If the Super Rugby Pacific finals play out as expected this weekend, Australia's involvement in the 2026 tournament will have come to an end by approximately 7.15pm [AEST] on Saturday night.
By finishing fifth and sixth respectively, the Reds and Brumbies are in the unenviable position of having to create Super Rugby history by becoming the first Australian team to win a finals match in New Zealand. As a collective unit, Aussie franchises are 0-21 in playoff games across the ditch.
With the Chiefs and Hurricanes in supreme form, there might be more chance of the sun rising in the west come Sunday morning than either the Reds or Brumbies surviving another week of Super Rugby.

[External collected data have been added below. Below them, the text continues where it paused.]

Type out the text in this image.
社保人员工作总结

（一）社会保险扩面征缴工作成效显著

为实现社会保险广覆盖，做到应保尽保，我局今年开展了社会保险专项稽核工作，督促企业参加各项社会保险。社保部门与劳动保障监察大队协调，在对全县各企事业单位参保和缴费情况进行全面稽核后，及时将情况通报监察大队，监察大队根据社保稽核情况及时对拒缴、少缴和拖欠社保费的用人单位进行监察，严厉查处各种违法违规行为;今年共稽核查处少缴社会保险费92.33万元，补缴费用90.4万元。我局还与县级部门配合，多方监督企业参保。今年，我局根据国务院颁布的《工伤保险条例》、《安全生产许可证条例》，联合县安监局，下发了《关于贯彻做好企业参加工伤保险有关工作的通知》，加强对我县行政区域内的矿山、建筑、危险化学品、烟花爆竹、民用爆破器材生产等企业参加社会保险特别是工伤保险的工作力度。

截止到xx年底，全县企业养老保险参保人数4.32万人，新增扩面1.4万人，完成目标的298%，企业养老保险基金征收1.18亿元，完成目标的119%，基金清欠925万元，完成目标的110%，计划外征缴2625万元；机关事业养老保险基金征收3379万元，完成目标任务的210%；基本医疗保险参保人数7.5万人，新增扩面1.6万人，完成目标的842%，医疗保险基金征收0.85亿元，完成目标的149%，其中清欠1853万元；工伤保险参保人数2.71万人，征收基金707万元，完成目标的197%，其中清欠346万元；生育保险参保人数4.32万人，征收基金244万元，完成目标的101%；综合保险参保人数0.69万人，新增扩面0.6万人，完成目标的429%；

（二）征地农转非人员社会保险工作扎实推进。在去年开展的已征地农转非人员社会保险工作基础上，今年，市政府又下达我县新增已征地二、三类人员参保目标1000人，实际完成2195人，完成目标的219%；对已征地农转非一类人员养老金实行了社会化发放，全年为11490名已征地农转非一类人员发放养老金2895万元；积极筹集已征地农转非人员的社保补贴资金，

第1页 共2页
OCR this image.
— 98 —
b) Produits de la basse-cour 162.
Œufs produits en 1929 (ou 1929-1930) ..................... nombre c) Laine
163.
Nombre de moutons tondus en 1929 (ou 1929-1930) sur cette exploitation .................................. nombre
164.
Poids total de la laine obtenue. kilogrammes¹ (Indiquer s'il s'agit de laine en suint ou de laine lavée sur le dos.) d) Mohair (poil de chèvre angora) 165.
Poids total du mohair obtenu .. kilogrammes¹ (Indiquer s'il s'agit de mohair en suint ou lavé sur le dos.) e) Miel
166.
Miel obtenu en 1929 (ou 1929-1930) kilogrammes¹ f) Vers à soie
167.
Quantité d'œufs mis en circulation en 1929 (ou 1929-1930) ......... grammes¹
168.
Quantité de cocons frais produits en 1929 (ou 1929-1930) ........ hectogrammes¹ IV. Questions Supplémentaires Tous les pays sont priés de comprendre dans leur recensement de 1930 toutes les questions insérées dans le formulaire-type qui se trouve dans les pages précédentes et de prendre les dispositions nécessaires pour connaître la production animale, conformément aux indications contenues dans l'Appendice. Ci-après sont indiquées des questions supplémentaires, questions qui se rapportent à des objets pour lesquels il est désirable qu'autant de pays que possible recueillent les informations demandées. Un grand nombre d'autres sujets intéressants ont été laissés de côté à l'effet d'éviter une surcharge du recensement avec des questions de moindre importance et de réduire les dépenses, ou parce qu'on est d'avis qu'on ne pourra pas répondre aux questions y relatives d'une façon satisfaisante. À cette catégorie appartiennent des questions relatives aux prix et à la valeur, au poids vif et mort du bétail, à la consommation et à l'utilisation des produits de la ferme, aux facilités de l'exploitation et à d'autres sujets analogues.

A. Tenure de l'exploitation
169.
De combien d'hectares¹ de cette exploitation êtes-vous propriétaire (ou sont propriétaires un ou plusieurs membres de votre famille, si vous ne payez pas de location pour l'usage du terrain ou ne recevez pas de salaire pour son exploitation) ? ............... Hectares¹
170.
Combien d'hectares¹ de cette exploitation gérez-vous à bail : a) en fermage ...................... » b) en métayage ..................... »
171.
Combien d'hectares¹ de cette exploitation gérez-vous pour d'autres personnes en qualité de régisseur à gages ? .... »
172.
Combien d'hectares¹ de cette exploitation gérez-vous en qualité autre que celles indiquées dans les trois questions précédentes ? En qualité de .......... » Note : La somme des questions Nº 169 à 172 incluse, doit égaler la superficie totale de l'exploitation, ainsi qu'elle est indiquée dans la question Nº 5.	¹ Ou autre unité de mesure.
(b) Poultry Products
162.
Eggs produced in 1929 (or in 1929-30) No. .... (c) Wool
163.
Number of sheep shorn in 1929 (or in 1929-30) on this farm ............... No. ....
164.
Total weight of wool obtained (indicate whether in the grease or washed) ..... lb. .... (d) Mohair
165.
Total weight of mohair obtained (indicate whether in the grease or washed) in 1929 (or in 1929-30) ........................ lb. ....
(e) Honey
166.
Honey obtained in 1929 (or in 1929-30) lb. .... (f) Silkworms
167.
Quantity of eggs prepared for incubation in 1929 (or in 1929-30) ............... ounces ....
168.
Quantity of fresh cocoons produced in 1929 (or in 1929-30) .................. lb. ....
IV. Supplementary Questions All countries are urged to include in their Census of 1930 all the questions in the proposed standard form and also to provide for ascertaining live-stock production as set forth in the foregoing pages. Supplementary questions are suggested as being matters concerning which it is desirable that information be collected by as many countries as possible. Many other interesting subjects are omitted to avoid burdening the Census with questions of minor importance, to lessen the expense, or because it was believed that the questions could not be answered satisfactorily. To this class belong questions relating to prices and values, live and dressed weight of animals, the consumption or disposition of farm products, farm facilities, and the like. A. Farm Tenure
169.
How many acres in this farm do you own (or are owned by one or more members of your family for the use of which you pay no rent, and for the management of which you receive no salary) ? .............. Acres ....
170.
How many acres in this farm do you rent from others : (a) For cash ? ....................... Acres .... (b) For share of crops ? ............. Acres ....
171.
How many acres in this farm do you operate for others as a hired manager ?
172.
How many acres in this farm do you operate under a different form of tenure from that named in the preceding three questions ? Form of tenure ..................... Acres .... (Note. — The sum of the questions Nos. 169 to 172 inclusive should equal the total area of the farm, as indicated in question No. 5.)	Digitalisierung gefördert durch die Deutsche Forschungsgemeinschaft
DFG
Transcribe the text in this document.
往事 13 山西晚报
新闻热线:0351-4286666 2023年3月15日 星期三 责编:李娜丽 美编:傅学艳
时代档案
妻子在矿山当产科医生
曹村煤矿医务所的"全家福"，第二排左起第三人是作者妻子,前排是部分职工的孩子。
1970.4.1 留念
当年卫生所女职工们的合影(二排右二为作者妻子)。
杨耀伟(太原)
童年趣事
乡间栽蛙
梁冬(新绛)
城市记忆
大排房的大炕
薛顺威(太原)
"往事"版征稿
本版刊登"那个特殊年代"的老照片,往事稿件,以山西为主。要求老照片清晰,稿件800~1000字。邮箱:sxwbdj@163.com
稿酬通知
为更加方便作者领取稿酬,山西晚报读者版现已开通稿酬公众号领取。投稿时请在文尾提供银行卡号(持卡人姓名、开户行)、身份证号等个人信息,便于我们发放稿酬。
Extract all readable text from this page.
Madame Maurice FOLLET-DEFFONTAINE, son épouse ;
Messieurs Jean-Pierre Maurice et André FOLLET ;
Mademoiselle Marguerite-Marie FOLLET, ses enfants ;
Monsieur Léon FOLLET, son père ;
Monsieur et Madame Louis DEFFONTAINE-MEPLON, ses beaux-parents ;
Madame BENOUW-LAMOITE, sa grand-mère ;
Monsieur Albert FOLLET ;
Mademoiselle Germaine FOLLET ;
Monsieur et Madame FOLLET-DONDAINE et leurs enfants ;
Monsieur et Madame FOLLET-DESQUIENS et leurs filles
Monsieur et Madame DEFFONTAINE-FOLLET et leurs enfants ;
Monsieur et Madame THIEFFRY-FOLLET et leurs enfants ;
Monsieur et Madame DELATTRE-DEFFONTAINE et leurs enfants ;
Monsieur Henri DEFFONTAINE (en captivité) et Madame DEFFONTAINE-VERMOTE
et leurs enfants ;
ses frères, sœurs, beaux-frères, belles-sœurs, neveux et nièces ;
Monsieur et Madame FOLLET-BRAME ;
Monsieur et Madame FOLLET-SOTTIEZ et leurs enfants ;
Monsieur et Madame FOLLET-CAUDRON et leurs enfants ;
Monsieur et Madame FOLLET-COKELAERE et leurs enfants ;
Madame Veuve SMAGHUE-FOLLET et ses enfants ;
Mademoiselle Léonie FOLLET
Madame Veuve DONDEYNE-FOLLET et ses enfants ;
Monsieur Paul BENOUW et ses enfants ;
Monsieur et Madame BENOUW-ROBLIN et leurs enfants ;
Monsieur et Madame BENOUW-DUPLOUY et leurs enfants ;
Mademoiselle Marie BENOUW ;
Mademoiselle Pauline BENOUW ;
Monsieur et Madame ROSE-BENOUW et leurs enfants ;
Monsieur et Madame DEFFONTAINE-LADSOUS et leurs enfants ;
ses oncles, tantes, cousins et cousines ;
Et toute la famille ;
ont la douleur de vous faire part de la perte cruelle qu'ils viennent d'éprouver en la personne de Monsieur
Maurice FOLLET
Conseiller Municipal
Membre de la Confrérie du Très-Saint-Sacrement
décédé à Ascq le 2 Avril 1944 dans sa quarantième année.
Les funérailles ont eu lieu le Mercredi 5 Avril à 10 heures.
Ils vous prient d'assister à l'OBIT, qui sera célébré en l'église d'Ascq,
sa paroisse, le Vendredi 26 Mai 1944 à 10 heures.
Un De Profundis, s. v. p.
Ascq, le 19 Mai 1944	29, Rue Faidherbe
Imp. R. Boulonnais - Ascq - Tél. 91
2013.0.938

For that reason, then, this weekend's most consequential game from an Australian rugby perspective might actually be played in Tokyo, where thousands of fans will flock to Japan's Olympic Stadium for the final of League One.
For amid the gloom of another failed season for the NSW Waratahs, bubbling away in the background for months has been this question: Should a nearly-37-year-old Bernard Foley be brought back for one final season in sky blue?
The fact that Foley has helped steer Kubota Spears to Sunday's Top League decider, against the Dave Rennie-coached Kobe Steelers, suggests there is enough surface evidence to not cast the idea aside completely.
And then there are the stats. In the 18 games he has played ahead of Sunday's final, Foley has scored 181 points, with a 77.3% goal-kicking, and scoring three tries along the way. Furthermore, he has marshalled a Kubota backline that includes three of the top four ranked players for line breaks, while the Spears themselves scored the second most tries [107], 16 short of their opponents on Sunday.
In his four previous seasons in Japan, Foley has a title and a further runner-up finish with Kubota, his form in 2022 seeing him win a Test recall under then-Wallabies coach Rennie, coincidentally.
But that was four years ago. And the question as to whether that, at age 37 next year, he can be of value to not only the Waratahs, but so too the Wallabies, is front and centre for NSW coach Dan McKellar and Rugby Australia's director of performance, Peter Horne, as well.
The fact that Foley did not announce his retirement when Kubota listed its end-of-season departures last month, shows the "Ice Man" believes he has some good rugby left in him yet. But what is perhaps a more important question is whether that belief is shared by Horne and the bean-counters RA, who might need to come to the party with the extra cash that gets Foley one last hurrah in Sydney.
There have been reports of a one-year deal, which may lead to a coaching role a season later, while the impact Foley could have on young No. 10s Max Burey and Joey Fowler is undeniable; the veteran playmaker's 76 Test caps and two World Cup appearances speak for themselves.
But the Waratahs No. 10 jersey also comes tinged with a not-so-subtle warning. Since Foley first departed Sydney at the end of 2019, first Will Harrison, Ben Donaldson and Tane Edmed, and then later Lawson Creighton, Jack Bowen and Jack Debreczeni, have all tried and failed to make the jersey their own; by the time a ball is kicked in Super Rugby next year, Creighton, Bowen and Debreczeni may have joined the others in exiting the franchise.
And that presents the question as to whether the issue has been with the players themselves, or instead the system around them. The Waratahs have had three different coaches since Foley's departure, and none of Rob Penney, Darren Coleman and now Dan McKellar have been able to build any sense of stability at fly-half across that period.
On one hand, bringing Foley in on a one-and-done deal might only exacerbate that very issue. On the other, having a steady, experienced hand who won't stifle a backline featuring Max Jorgensen, Joseph-Aukuso Suaalii and, next year, NRL star Angus Crichton, could be just what the 2027 Waratahs need.
From there, in a World Cup year, when the Wallabies' own No. 10 situation remains muddied, anything is possible.
So on a weekend when it's hard to make a case for an Australian win in either Wellington or Hamilton being exactly that -- possible -- a more enticing proposition might be a 36-year-old playmaker offering an unlikely window to the future.